The Masquerade of Social Belonging
This interaction is prototypical of what I see in the classroom: a discomfort with the fluidity of conversation that manifests as insults and questions that seem flirtatious but actually serve as outlets for expressing dominance. To understand this, we should look back at the origins of Turing’s “Imitation Game,” which originally involved a man trying to imitate a woman to fool an interrogator. Turing, as a gay man facing persecution, likely viewed social life as a kind of masquerade in which one must “pass” to escape brutal mockery.
This masquerade is not unique to AI; it is a fundamental feature of social coordination. As we move through different environments—school, university, or work—we learn to imitate socially rewarded patterns of speech in order to be accepted by a group.
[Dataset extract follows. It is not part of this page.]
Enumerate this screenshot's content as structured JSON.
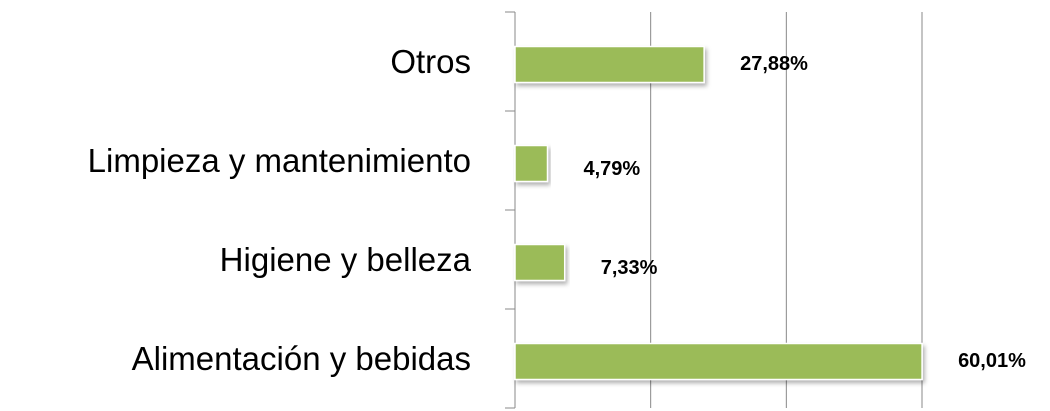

We adopt specific slang and mimic established speech patterns to ensure we are “passing” within a given social circle. Within this framework, conversation becomes a series of performances used to find connection and belonging.
However, ill-communication reveals a darker layer. Even when a machine—or a person—successfully demonstrates linguistic competence, a slightly “queer” or “uncanny” manner of speaking can still trigger a primal urge in the interrogator to dehumanize. In these moments, we use aggression to reassert status when the other cannot be neatly categorized or when the masquerade feels off.
Repurposing the Mirror: AI as an Ethical Practice Ground
Interactions with large language models (LLMs) offer a unique opportunity for moral growth. In the Deweyan sense, habits are best understood as transactions between an individual and their environment; they are not just internal traits but active ways of engaging with the world. Because habits are acquired predispositions that shape our character, every interaction we have—even with a bot—is an act of self-cultivation.
We can either rehearse the bad habits of dominance and dehumanization, or we can use the digital world as a practice ground for building better ones. In an era of deeply polarizing politics, where the other is often demolished to assert status, practicing grace with a machine can prepare us to communicate with more empathy toward our fellow humans.
By repurposing AI bots as “digital mirrors,” we can observe our own fears and the aggressive impulses they fuel. If we can learn to maintain our moral center when facing the “uncanny” machine, we can prevent these harmful habits from spilling over into our real-world relationships. These tools can become essential sites for forming habits that combat polarization, teaching us to communicate with grace regardless of who—or what—is on the other side of the screen.